The decision to use EOL/EOSL software comes down to your organization’s risk appetite and the software’s purpose and complexity.

• If the software is not serving a critical purpose and the software is simple enough that it’s hard to imagine it breaking even past EOSL, you might well take the calculated risk to continue using it past EOSL and hold off on spending money on a replacement.
• However, if the software does serve a critical purpose in your organization and is complex (e.g., software for data protection, cybersecurity, regulatory audit reporting, billing, etc.) the risk of complex software failing to work past EOL or EOSL is too great for most organizations to stomach. In such cases, it’s best to replace software ahead of both EOL and EOSL to mitigate preventable data loss, rash decisions (to build or buy), and hefty consultant fees when the unsupported software begins to fail.

Build vs Buy

A decision that enterprise IT decision makers often face in EOL/EOSL scenarios is whether to “build vs buy” replacement software.

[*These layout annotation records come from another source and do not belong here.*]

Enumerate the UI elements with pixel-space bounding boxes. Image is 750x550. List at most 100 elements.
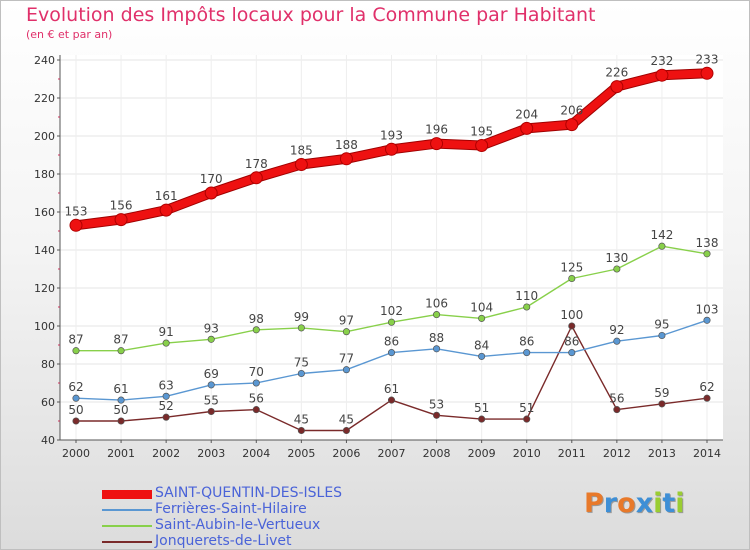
data-label: 51 [474,401,489,415]
legend-item: SAINT-QUENTIN-DES-ISLES [102,485,402,502]
data-label: 62 [699,380,714,394]
data-point [478,352,486,360]
data-label: 52 [159,399,174,413]
y-tick-label: 40 [41,434,55,447]
data-point [114,213,128,227]
data-label: 206 [560,104,583,118]
data-point [700,66,714,80]
data-point [72,394,80,402]
y-tick-label: 100 [34,320,55,333]
data-point [342,426,350,435]
data-label: 50 [113,403,128,417]
data-point [159,203,173,217]
legend-swatch [102,525,152,527]
data-point [72,417,80,425]
data-point [387,318,396,326]
data-point [207,407,215,416]
data-point [385,142,398,156]
data-point [433,345,441,353]
data-point [610,80,624,94]
data-label: 63 [159,378,174,392]
data-point [69,218,83,232]
data-point [294,158,308,171]
x-tick-label: 2007 [378,447,406,460]
data-point [117,396,125,404]
data-point [117,347,125,355]
data-label: 86 [519,335,534,349]
data-label: 161 [155,189,178,203]
data-label: 138 [696,236,719,250]
y-tick-label: 160 [34,206,55,219]
data-point [342,328,350,336]
data-point [475,139,489,152]
data-point [568,322,576,330]
legend-label: Saint-Aubin-le-Vertueux [155,517,321,533]
data-label: 102 [380,304,403,318]
data-label: 188 [335,138,358,152]
data-label: 77 [339,352,354,366]
data-label: 91 [159,325,174,339]
data-point [568,349,576,357]
data-point [297,426,305,435]
legend-swatch [102,490,152,499]
logo-letter: t [662,488,676,519]
data-point [430,137,444,151]
data-label: 87 [113,333,128,347]
data-label: 142 [650,228,673,242]
x-tick-label: 2009 [468,447,496,460]
chart-subtitle: (en € et par an) [26,28,113,41]
data-label: 170 [200,172,223,186]
data-label: 178 [245,157,268,171]
data-point [655,68,669,82]
data-point [297,369,305,378]
data-point [703,394,711,402]
logo-letter: x [635,488,654,519]
y-tick-label: 240 [34,54,55,67]
data-label: 53 [429,397,444,411]
logo-letter: i [675,488,685,519]
data-point [613,265,621,273]
x-tick-label: 2011 [558,447,586,460]
x-tick-label: 2014 [693,447,721,460]
data-label: 195 [470,125,493,139]
legend-item: Ferrières-Saint-Hilaire [102,501,402,518]
logo-letter: r [603,488,618,519]
data-label: 50 [68,403,83,417]
logo-letter: o [617,488,636,519]
data-point [204,186,218,200]
data-point [162,392,170,400]
data-point [387,349,396,357]
x-tick-label: 2005 [287,447,315,460]
data-point [249,171,263,185]
data-point [523,415,531,423]
legend-swatch [102,541,152,543]
y-tick-label: 200 [34,130,55,143]
data-point [72,347,80,355]
data-label: 87 [68,333,83,347]
data-label: 55 [204,394,219,408]
logo-letter: i [653,488,663,519]
data-label: 156 [110,199,133,213]
data-label: 185 [290,144,313,158]
data-point [565,118,579,132]
data-label: 95 [654,318,669,332]
data-point [568,274,576,283]
x-tick-label: 2003 [197,447,225,460]
data-point [613,406,621,414]
legend-label: SAINT-QUENTIN-DES-ISLES [155,485,343,501]
y-tick-label: 140 [34,244,55,257]
data-point [658,242,666,250]
x-tick-label: 2001 [107,447,135,460]
data-point [478,314,486,322]
data-label: 103 [696,302,719,316]
x-tick-label: 2013 [648,447,676,460]
data-point [478,415,486,423]
data-label: 62 [68,380,83,394]
data-label: 88 [429,331,444,345]
data-label: 100 [560,308,583,322]
data-point [342,366,350,374]
data-label: 233 [696,52,719,66]
data-label: 93 [204,321,219,335]
x-tick-label: 2008 [423,447,451,460]
data-point [207,381,215,389]
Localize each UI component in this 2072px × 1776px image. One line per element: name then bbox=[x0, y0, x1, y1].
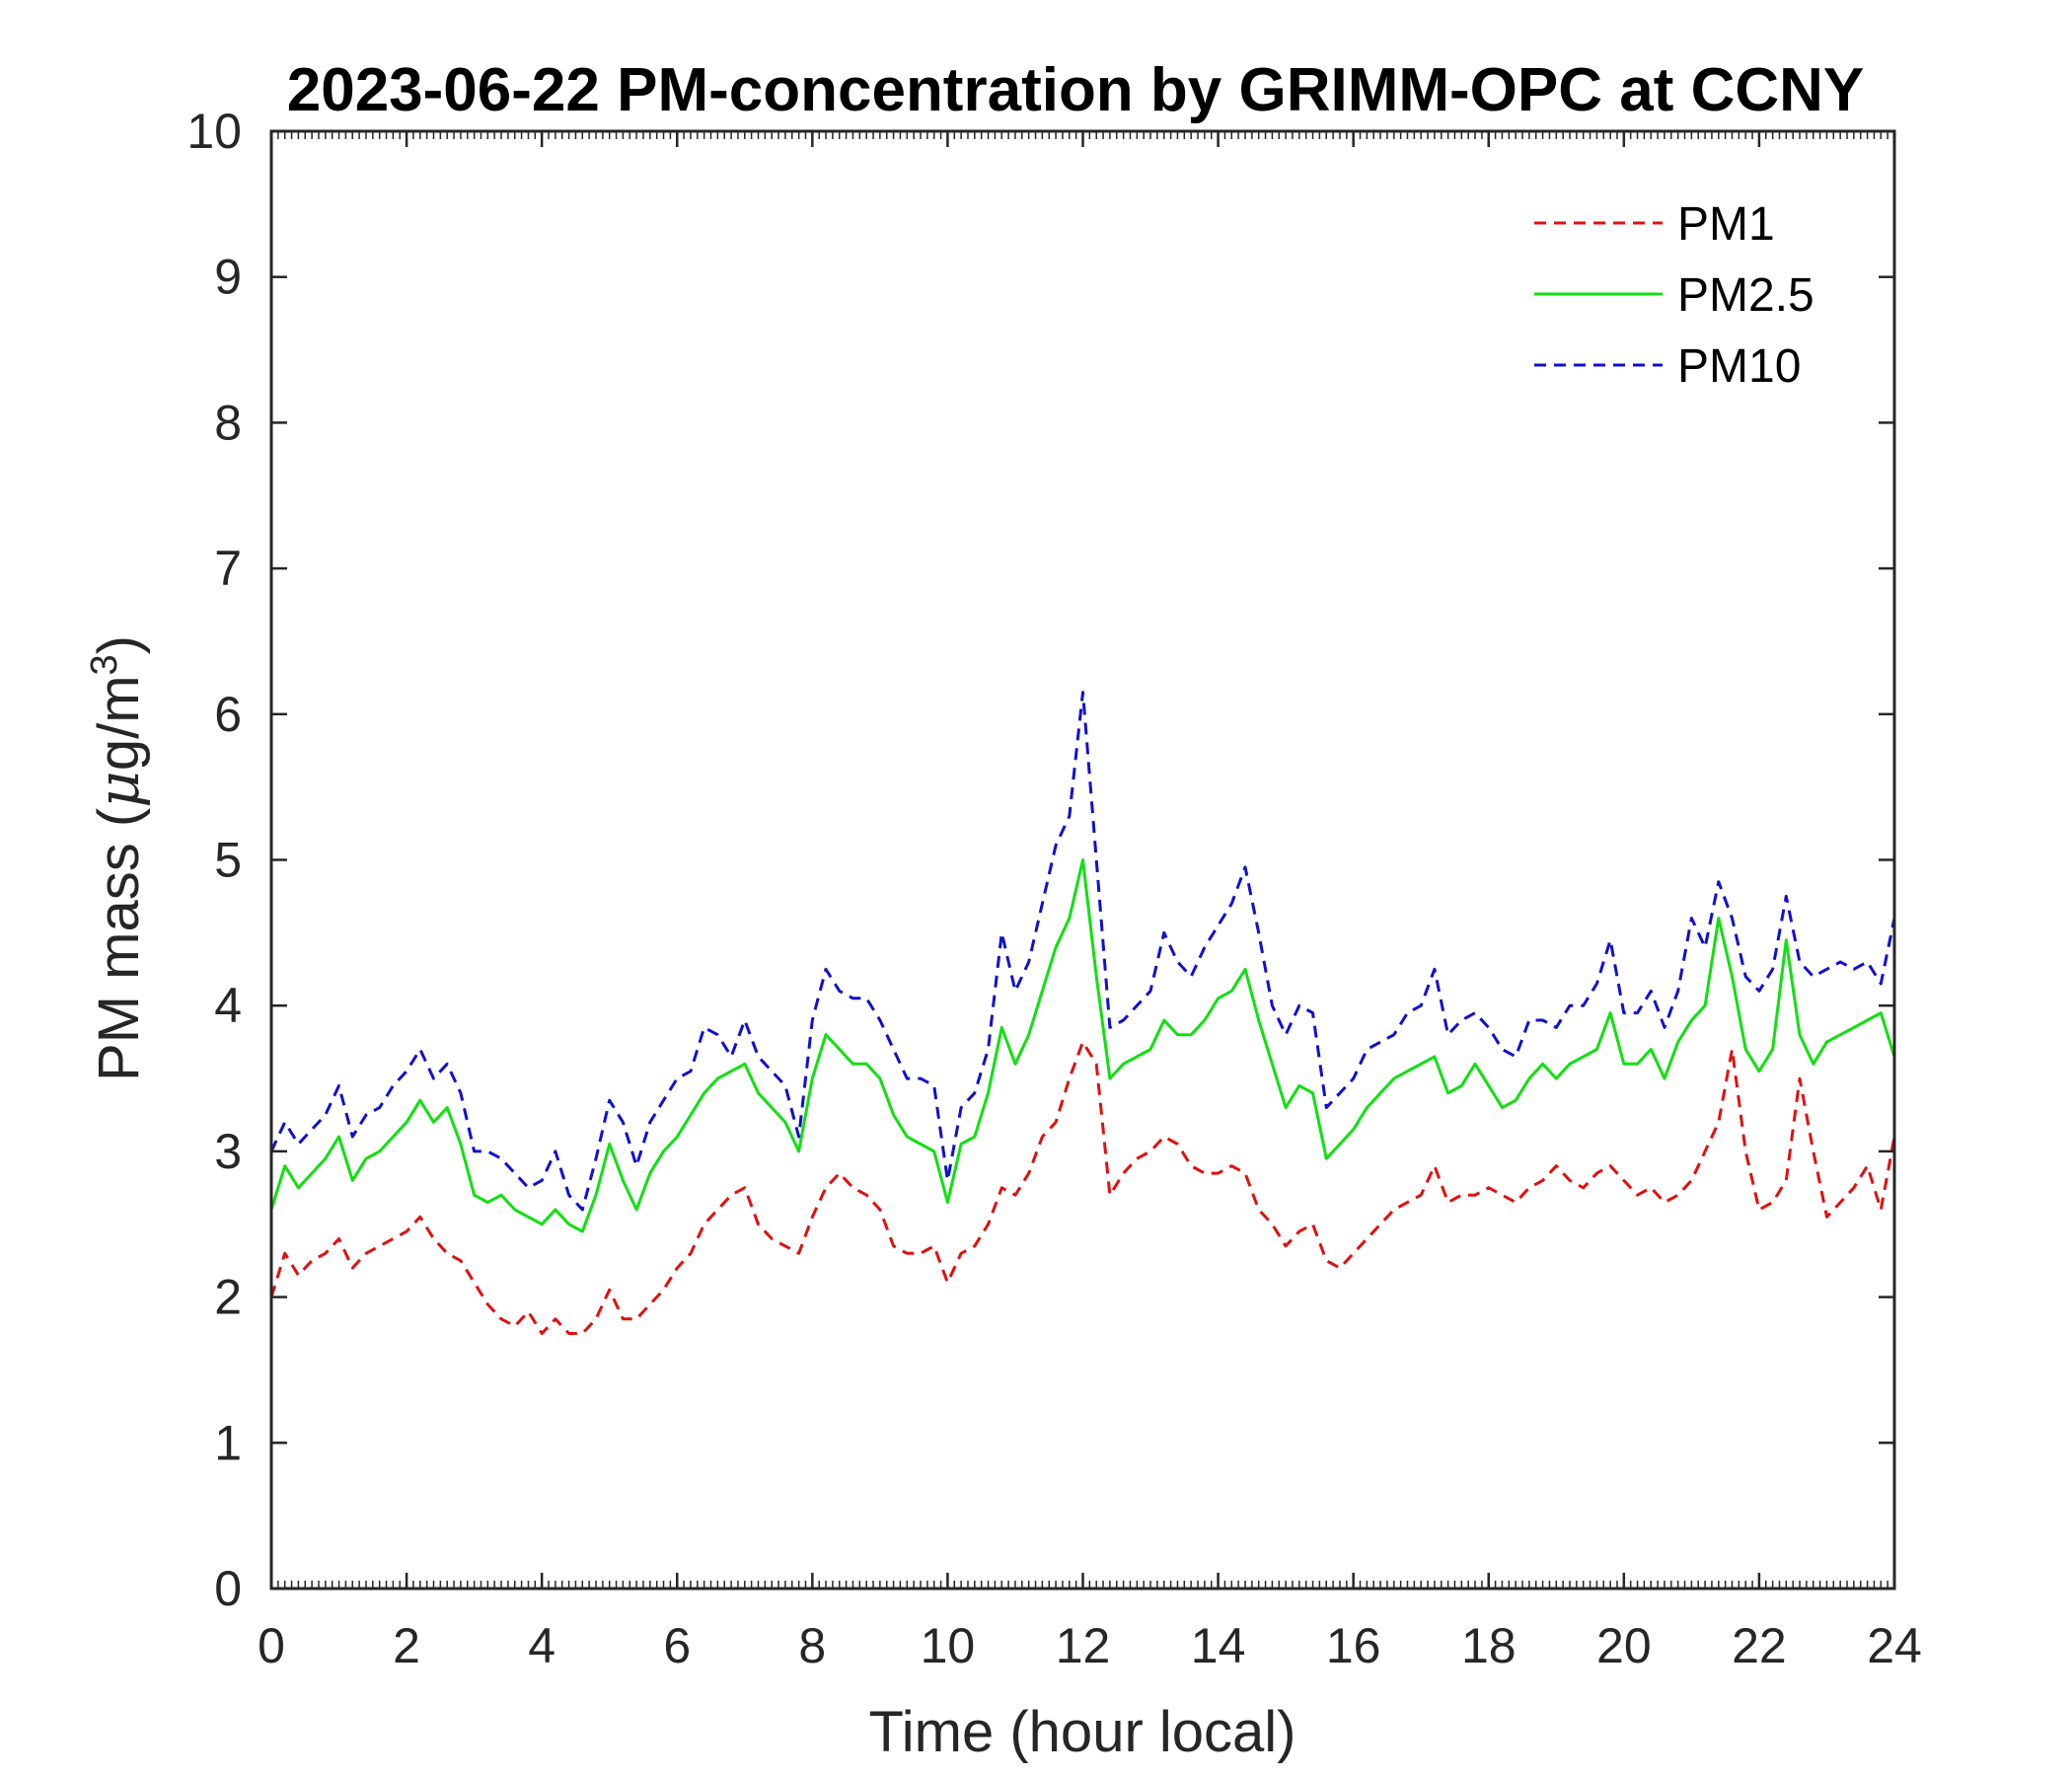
x-tick-label: 24 bbox=[1867, 1618, 1922, 1673]
x-tick-label: 12 bbox=[1056, 1618, 1111, 1673]
series-line-pm1 bbox=[269, 1040, 1896, 1335]
x-tick-label: 8 bbox=[798, 1618, 826, 1673]
y-tick-label: 1 bbox=[214, 1415, 242, 1470]
legend: PM1 PM2.5 PM10 bbox=[1534, 198, 1814, 393]
chart-title: 2023-06-22 PM-concentration by GRIMM-OPC… bbox=[287, 56, 1865, 124]
y-tick-label: 10 bbox=[186, 104, 242, 159]
x-tick-label: 16 bbox=[1326, 1618, 1381, 1673]
y-tick-label: 8 bbox=[214, 395, 242, 450]
x-tick-label: 14 bbox=[1191, 1618, 1246, 1673]
legend-label-pm10: PM10 bbox=[1677, 340, 1801, 393]
legend-label-pm1: PM1 bbox=[1677, 198, 1775, 251]
x-axis-label: Time (hour local) bbox=[869, 1700, 1296, 1764]
y-axis-label-unit: g/m bbox=[87, 675, 151, 771]
x-tick-label: 2 bbox=[393, 1618, 420, 1673]
y-tick-label: 3 bbox=[214, 1124, 242, 1179]
y-axis-label-mu: μ bbox=[85, 771, 152, 808]
y-axis-label: PM mass (μg/m3) bbox=[84, 635, 152, 1081]
x-tick-label: 4 bbox=[528, 1618, 555, 1673]
y-tick-label: 5 bbox=[214, 833, 242, 888]
y-tick-label: 0 bbox=[214, 1561, 242, 1616]
series-line-pm10 bbox=[269, 691, 1896, 1212]
x-tick-label: 18 bbox=[1461, 1618, 1517, 1673]
series-layer bbox=[269, 691, 1896, 1335]
y-tick-label: 9 bbox=[214, 250, 242, 305]
y-tick-label: 6 bbox=[214, 687, 242, 742]
x-tick-label: 0 bbox=[258, 1618, 285, 1673]
y-axis-label-close: ) bbox=[87, 635, 151, 654]
series-line-pm25 bbox=[269, 858, 1896, 1233]
y-tick-label: 4 bbox=[214, 978, 242, 1033]
y-axis-label-main: PM mass ( bbox=[87, 808, 151, 1081]
x-tick-label: 6 bbox=[663, 1618, 691, 1673]
y-tick-label: 7 bbox=[214, 541, 242, 596]
x-tick-label: 20 bbox=[1596, 1618, 1652, 1673]
y-axis-label-text: PM mass (μg/m3) bbox=[84, 635, 152, 1081]
y-tick-label: 2 bbox=[214, 1270, 242, 1325]
y-axis-label-sup: 3 bbox=[84, 654, 125, 675]
x-tick-label: 22 bbox=[1732, 1618, 1787, 1673]
legend-label-pm25: PM2.5 bbox=[1677, 269, 1814, 322]
x-tick-label: 10 bbox=[921, 1618, 976, 1673]
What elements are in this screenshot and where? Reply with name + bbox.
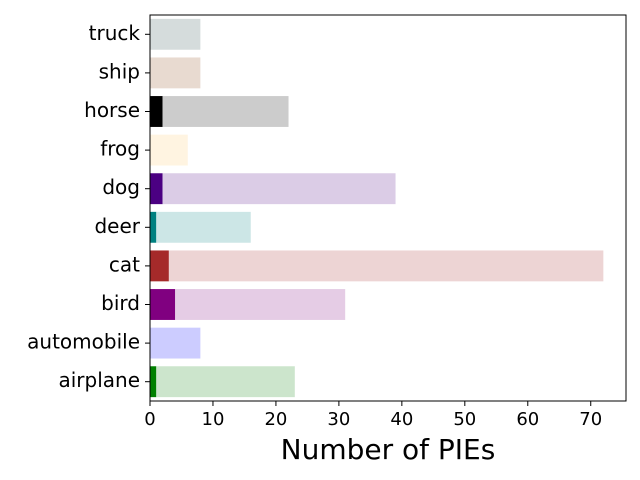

As with the decision to use EOL/EOSL software or not, the decision to build in-house or buy off-the-shelf, supported software requires an understanding of the software’s function and complexity.

If the function is mission-critical (e.g, data protection or security) and the software is complex to maintain (e.g., software that requires supporting API-based integrations to third-party applications or staying current on security threats like ransomware), building your own software is rarely sensible for most organizations. While building a replacement in-house can give companies a sense of control from customizing the solution, the internal product management and engineering resources required to maintain/update complex software often result in far greater overall expenditures and less flexibility versus buying off-the-shelf software.

However, in rare circumstances when the software in question fits squarely into the development wheelhouse of your organization (e.g., you’re Google and you’re deciding whether to build or buy a piece of ad tech), there can potentially be a strong case to build your own software.

One thing to keep in mind is that internal subject matter experts (SMEs) and project champions come and go.

At Bocada, many of our enterprise data protection monitoring customers had initially built a tool in-house (prior to engaging with Bocada) only to later experience the compounding hidden costs of maintaining and updating the tool. In many such cases, a SME’s untimely departure or retirement was the final straw that compelled them to abandon the in-house tool and purchase off-the-shelf software from an established and specialized provider like Bocada.